If the number of rhinos is the main measurement of success, then it would be hard to argue with Hume’s model. While wild and free ecosystems are the preferred end goal for most conservationists, where a species faces imminent extinction, a case is often made for a species-specific programme outside of its natural ecosystem – such as zoos. The question conservationists are grappling with is whether Hume’s intensive species-focused approach is a step too far – a question that Ferreira said is one that must be tackled at a national level.

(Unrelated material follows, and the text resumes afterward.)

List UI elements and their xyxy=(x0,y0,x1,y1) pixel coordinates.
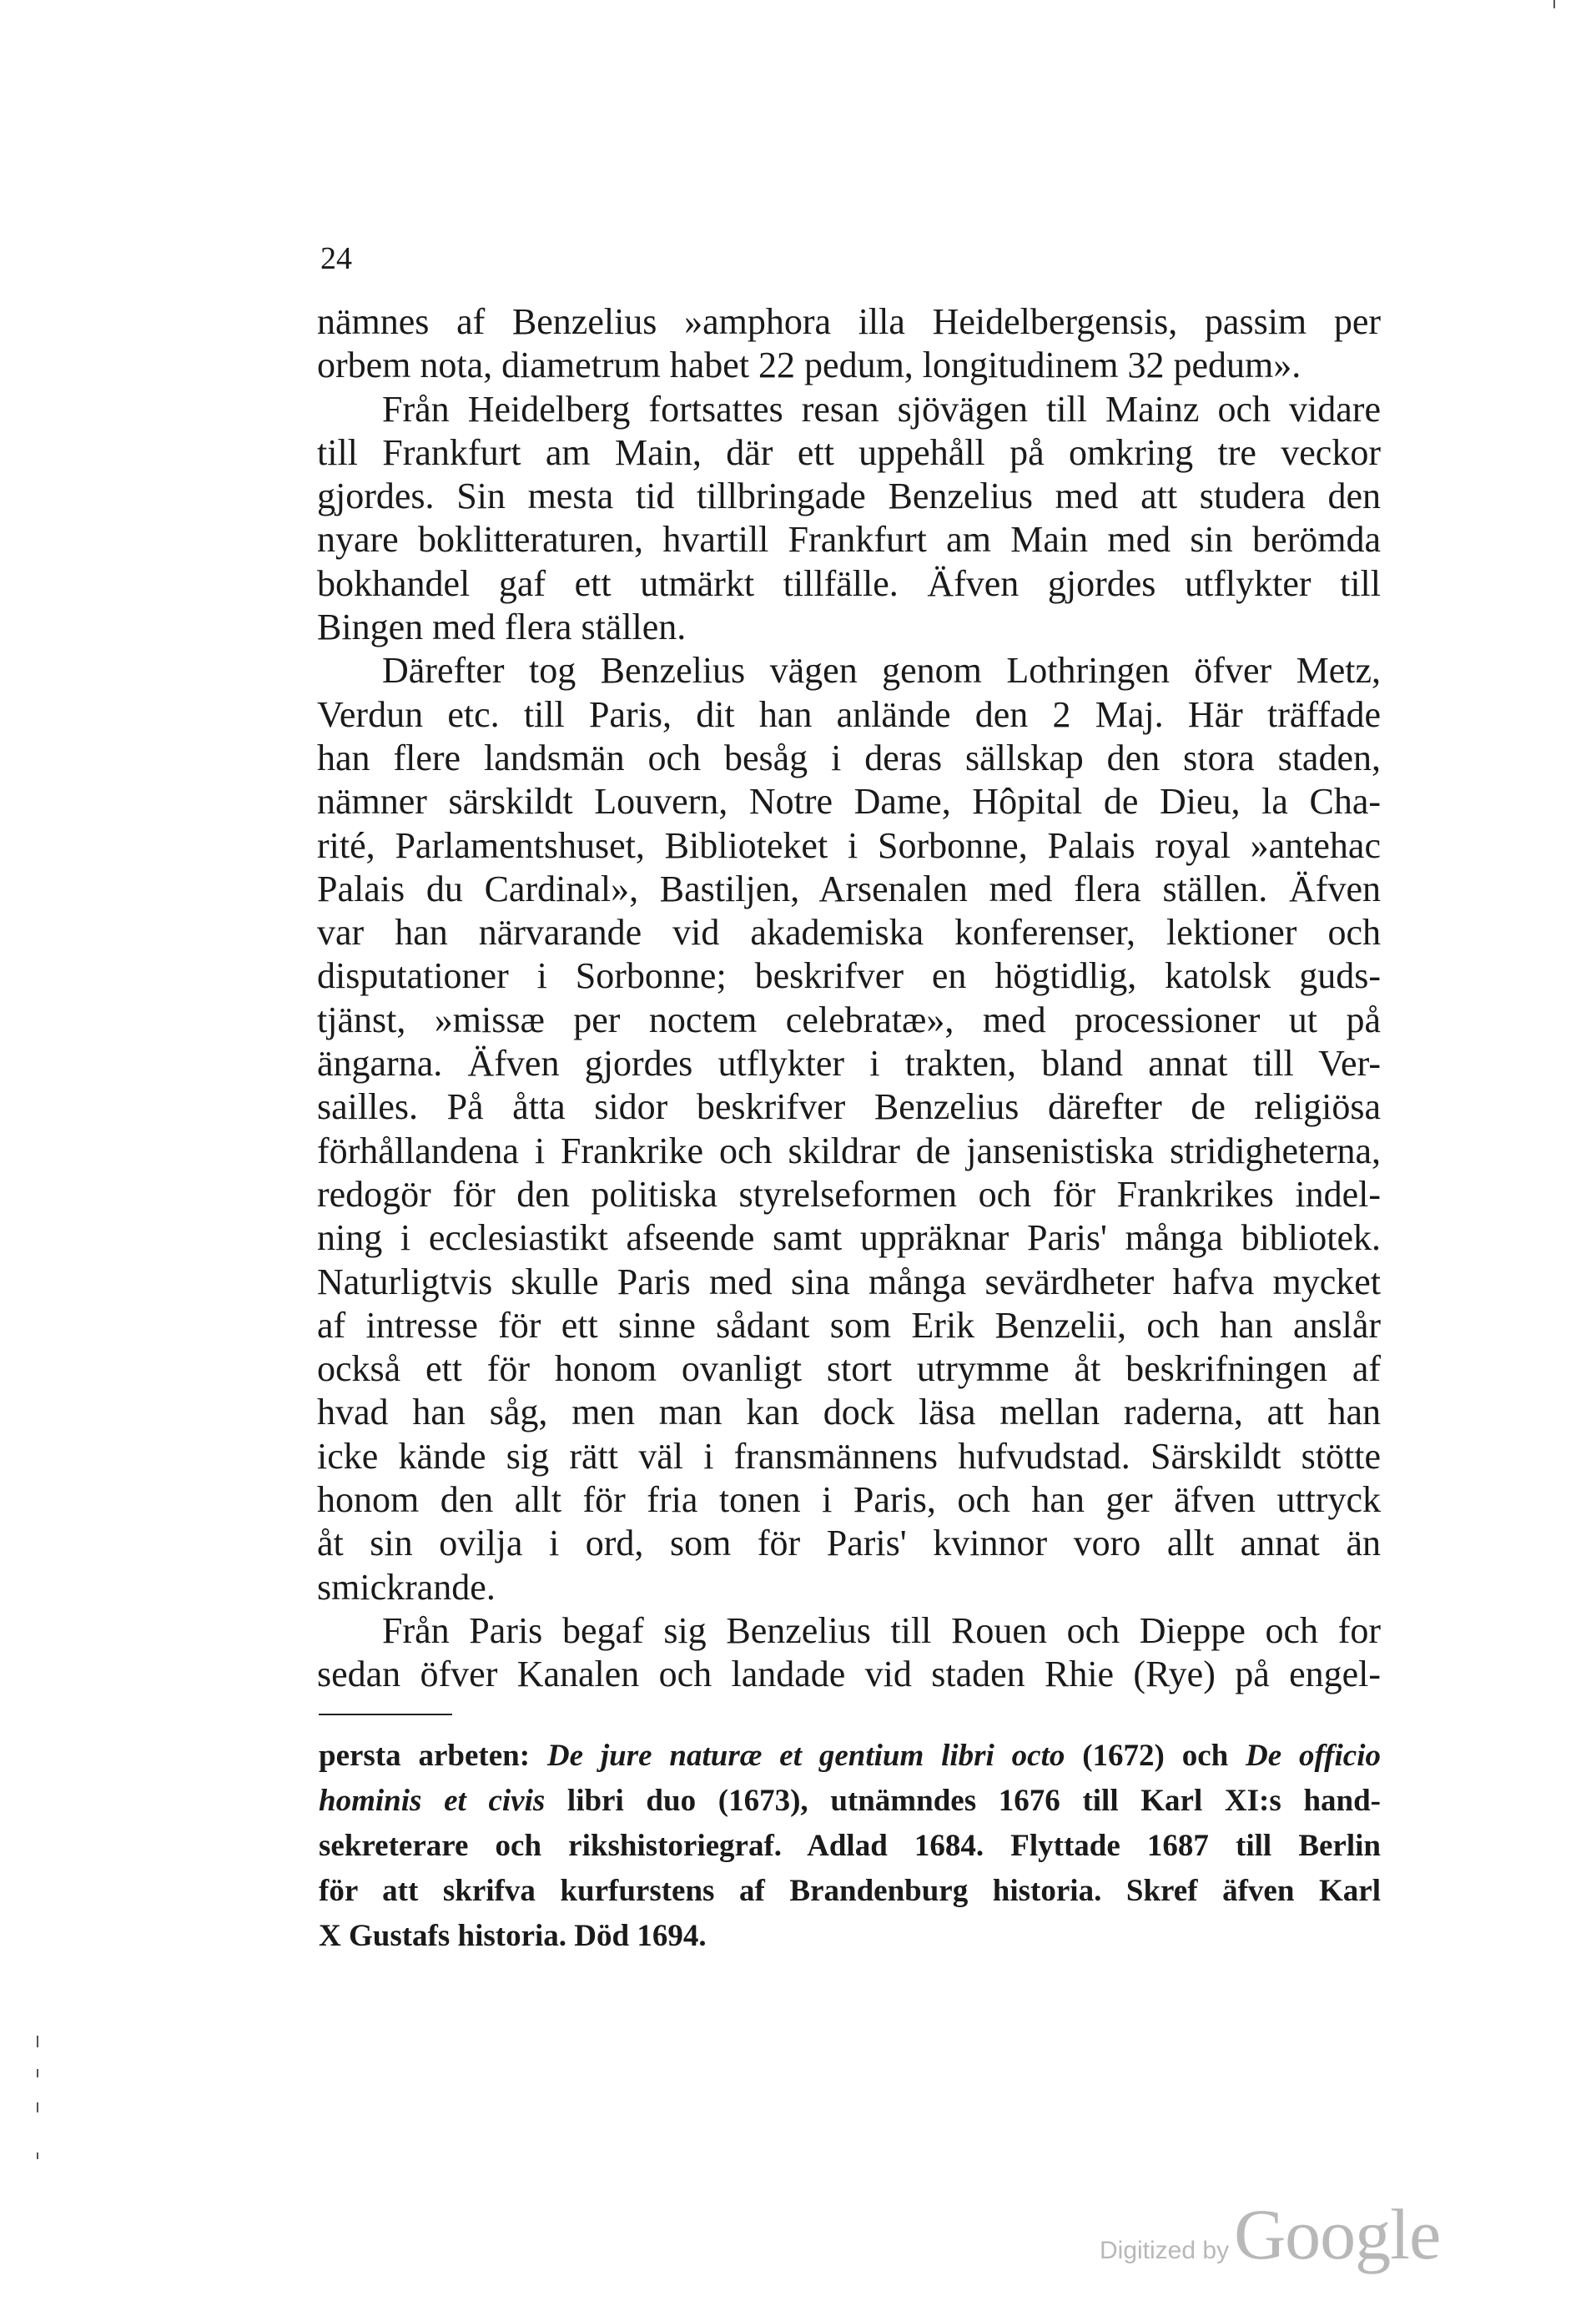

In 2020, a government panel proposed phasing out captive breeding operations like Platinum Rhino, citing concerns over the ability of captive-born rhinos to adapt to life in the wild. Within the rhino conservation sphere, there’s tacit acknowledgement of the significance of Hume’s breeding achievements. But the absence of partners stepping forward reflects the fact that no one is quite sure what to do with the project now.
The project is potentially an invaluable source population for rewilding initiatives, although the current challenge is finding safe spaces for rhinos, not having enough rhino, Ferreira said.
“Ideally, everyone likes the idea of these really extensive systems where animals can be wild, but where are those systems and who is paying for those systems?” Clements said. “I think we need to become more comfortable with conservation being a continuum in many different forms.”
Ferreira pointed to alternative solutions like community-led models with rhino guardians.
“The only way we are currently thinking about safe space for rhino is when we have very intensive anti-poaching to create a safe space,” he said. “One of the options with these CBO rhinos is, can I use this opportunity to learn about other ways to create a safe space?”
Innovative approaches such as these take time and resources to develop. But as time and money run low, Hume’s rhinos face an uncertain future.
This article first appeared on Mongabay.